Modifier 26 is not appropriate when:
* The same provider performs both the technical and professional components (unless the same provider reports both components and the technical portion is purchased).
* Reporting re-read results of an interpretation provided by another physician.
* Appended to claims that include:
o Technical-only procedure codes.
o Global-test only codes.
* Claims submitted with Modifier 26 that are billed in conjunction with the global component will not be reimbursed.
Here’s an example:
A patient seeks treatment at the Emergency Room (ER) of a hospital for a head injury.
The facility performs a CT of the head without contrast (CPT Code 70450). The film is sent by courier to a noted local radiologist’s office for review. The radiologist reads/interprets the CT film and seeing no sign of injury or damage calls the hospital’s ER and advises them to release the patient.
The facility will submit a claim for providing the technical component of the service with the following claim elements:
CPT Code 70450
Modifier TC (to indicate the technical component)
POS 23
The radiologist will submit a claim for the reading and interpreting of the results (the professional component PC) of that diagnostic service with the following claim elements:
CPT Code 70450
Modifier 26
POS 23
Billing as Global Service Code
If the global diagnostic service code is billed, the biller (either the entity that took the test, physician who interpreted the test, or separate billing agent) must report the address and ZIP code of where the test was furnished on the bill for the global diagnostic service code.

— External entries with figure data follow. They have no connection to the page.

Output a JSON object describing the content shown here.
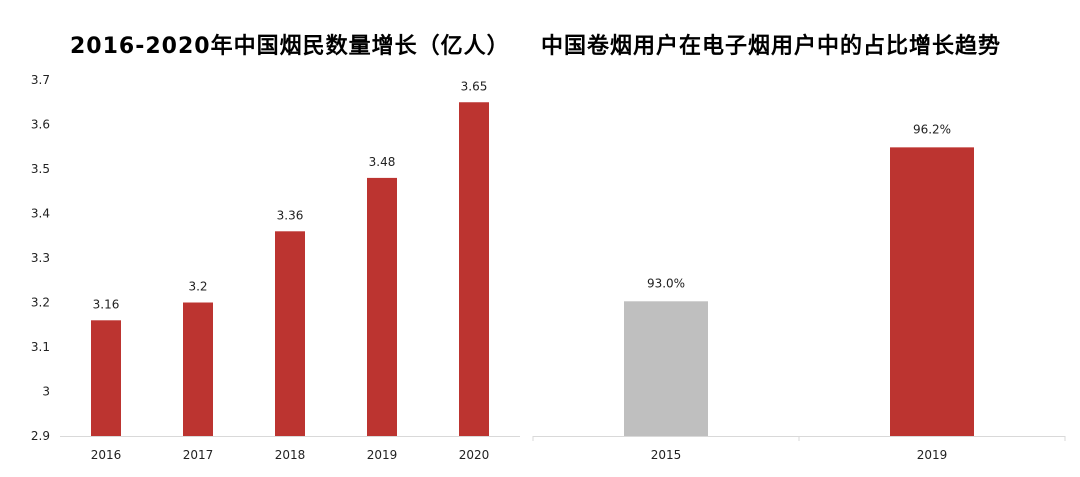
{
  "chart_data": [
    {
      "type": "bar",
      "title": "2016-2020年中国烟民数量增长（亿人）",
      "categories": [
        "2016",
        "2017",
        "2018",
        "2019",
        "2020"
      ],
      "values": [
        3.16,
        3.2,
        3.36,
        3.48,
        3.65
      ],
      "data_labels": [
        "3.16",
        "3.2",
        "3.36",
        "3.48",
        "3.65"
      ],
      "ylim": [
        2.9,
        3.7
      ],
      "yticks": [
        2.9,
        3.0,
        3.1,
        3.2,
        3.3,
        3.4,
        3.5,
        3.6,
        3.7
      ],
      "ytick_labels": [
        "2.9",
        "3",
        "3.1",
        "3.2",
        "3.3",
        "3.4",
        "3.5",
        "3.6",
        "3.7"
      ],
      "colors": [
        "#BC3430",
        "#BC3430",
        "#BC3430",
        "#BC3430",
        "#BC3430"
      ],
      "grid": false,
      "xlabel": "",
      "ylabel": ""
    },
    {
      "type": "bar",
      "title": "中国卷烟用户在电子烟用户中的占比增长趋势",
      "categories": [
        "2015",
        "2019"
      ],
      "values": [
        93.0,
        96.2
      ],
      "data_labels": [
        "93.0%",
        "96.2%"
      ],
      "ylim": [
        90.2,
        97.6
      ],
      "colors": [
        "#BFBFBF",
        "#BC3430"
      ],
      "grid": false,
      "y_axis_visible": false,
      "xlabel": "",
      "ylabel": ""
    }
  ]
}
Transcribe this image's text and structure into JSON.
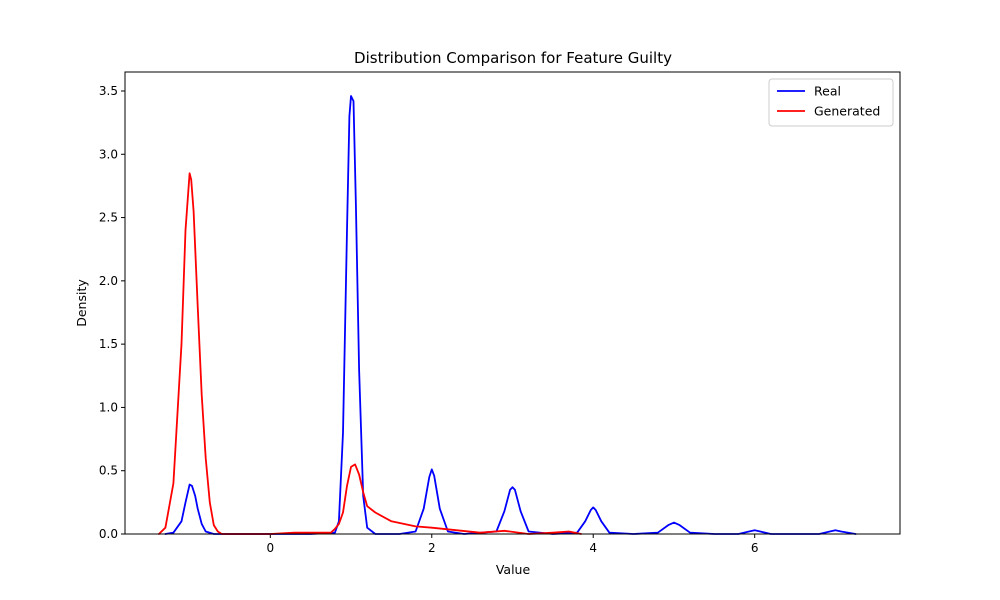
{
  "chart_data": {
    "type": "line",
    "title": "Distribution Comparison for Feature Guilty",
    "xlabel": "Value",
    "ylabel": "Density",
    "xlim": [
      -1.8,
      7.8
    ],
    "ylim": [
      0,
      3.65
    ],
    "x_ticks": [
      0,
      2,
      4,
      6
    ],
    "y_ticks": [
      0.0,
      0.5,
      1.0,
      1.5,
      2.0,
      2.5,
      3.0,
      3.5
    ],
    "x_tick_labels": [
      "0",
      "2",
      "4",
      "6"
    ],
    "y_tick_labels": [
      "0.0",
      "0.5",
      "1.0",
      "1.5",
      "2.0",
      "2.5",
      "3.0",
      "3.5"
    ],
    "grid": false,
    "legend": {
      "placement": "top-right",
      "entries": [
        "Real",
        "Generated"
      ]
    },
    "series": [
      {
        "name": "Real",
        "color": "#0000ff",
        "x": [
          -1.3,
          -1.2,
          -1.1,
          -1.05,
          -1.0,
          -0.97,
          -0.93,
          -0.9,
          -0.85,
          -0.8,
          -0.7,
          -0.5,
          0.0,
          0.5,
          0.8,
          0.85,
          0.9,
          0.95,
          0.98,
          1.0,
          1.03,
          1.06,
          1.1,
          1.15,
          1.2,
          1.3,
          1.6,
          1.8,
          1.9,
          1.97,
          2.0,
          2.03,
          2.1,
          2.2,
          2.4,
          2.8,
          2.9,
          2.97,
          3.0,
          3.03,
          3.1,
          3.2,
          3.5,
          3.8,
          3.9,
          3.97,
          4.0,
          4.03,
          4.1,
          4.2,
          4.5,
          4.8,
          4.93,
          5.0,
          5.07,
          5.2,
          5.5,
          5.8,
          5.93,
          6.0,
          6.07,
          6.2,
          6.5,
          6.8,
          6.93,
          7.0,
          7.07,
          7.25
        ],
        "y": [
          0.0,
          0.01,
          0.1,
          0.25,
          0.39,
          0.38,
          0.3,
          0.2,
          0.08,
          0.02,
          0.0,
          0.0,
          0.0,
          0.0,
          0.01,
          0.1,
          0.8,
          2.4,
          3.3,
          3.46,
          3.42,
          2.6,
          1.3,
          0.3,
          0.05,
          0.0,
          0.0,
          0.02,
          0.2,
          0.45,
          0.51,
          0.46,
          0.2,
          0.02,
          0.0,
          0.02,
          0.18,
          0.35,
          0.37,
          0.35,
          0.18,
          0.02,
          0.0,
          0.01,
          0.1,
          0.19,
          0.21,
          0.19,
          0.1,
          0.01,
          0.0,
          0.01,
          0.07,
          0.09,
          0.07,
          0.01,
          0.0,
          0.0,
          0.02,
          0.03,
          0.02,
          0.0,
          0.0,
          0.0,
          0.02,
          0.03,
          0.02,
          0.0
        ]
      },
      {
        "name": "Generated",
        "color": "#ff0000",
        "x": [
          -1.38,
          -1.3,
          -1.2,
          -1.1,
          -1.05,
          -1.0,
          -0.98,
          -0.95,
          -0.9,
          -0.85,
          -0.8,
          -0.75,
          -0.7,
          -0.65,
          -0.6,
          -0.5,
          0.0,
          0.3,
          0.6,
          0.75,
          0.8,
          0.85,
          0.9,
          0.95,
          1.0,
          1.05,
          1.1,
          1.15,
          1.2,
          1.3,
          1.5,
          1.8,
          2.0,
          2.3,
          2.6,
          2.9,
          3.2,
          3.5,
          3.7,
          3.85
        ],
        "y": [
          0.0,
          0.05,
          0.4,
          1.5,
          2.4,
          2.85,
          2.8,
          2.55,
          1.8,
          1.1,
          0.6,
          0.25,
          0.07,
          0.02,
          0.0,
          0.0,
          0.0,
          0.01,
          0.01,
          0.01,
          0.04,
          0.08,
          0.17,
          0.38,
          0.53,
          0.55,
          0.47,
          0.33,
          0.22,
          0.17,
          0.1,
          0.06,
          0.05,
          0.03,
          0.01,
          0.025,
          0.0,
          0.01,
          0.02,
          0.0
        ]
      }
    ]
  }
}
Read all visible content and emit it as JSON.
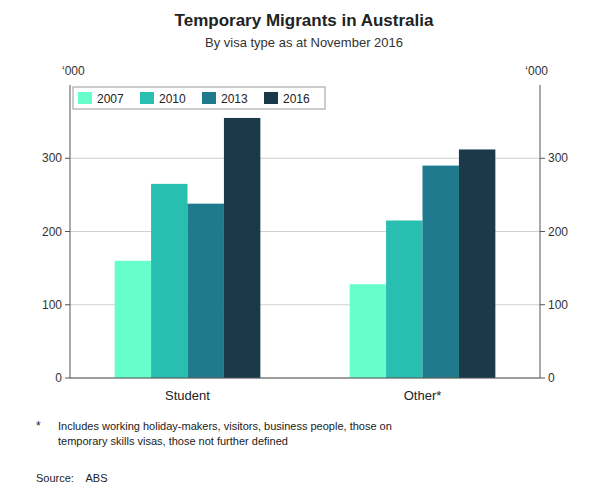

In other words, when the global diagnostic service code is billed, for example, chest x-ray as described by HCPCS code 71010 (no modifier TC and no modifier -26), the locality is determined by the ZIP code applicable to the testing facility, i.e. where the TC of the chest x-ray was furnished. The testing facility (or its billing agent) enters the address and ZIP code of the setting/location where the test took place. This practice location is entered using the ASC X12 837 professional claim format or in Item 32 on the paper claim Form CMS 1500. As explained in D above, in order to bill for a global diagnostic service code, the same physician or supplier entity must furnish both the TC and the PC of the diagnostic service and the TC and PC must be furnished within the same MPFS payment locality.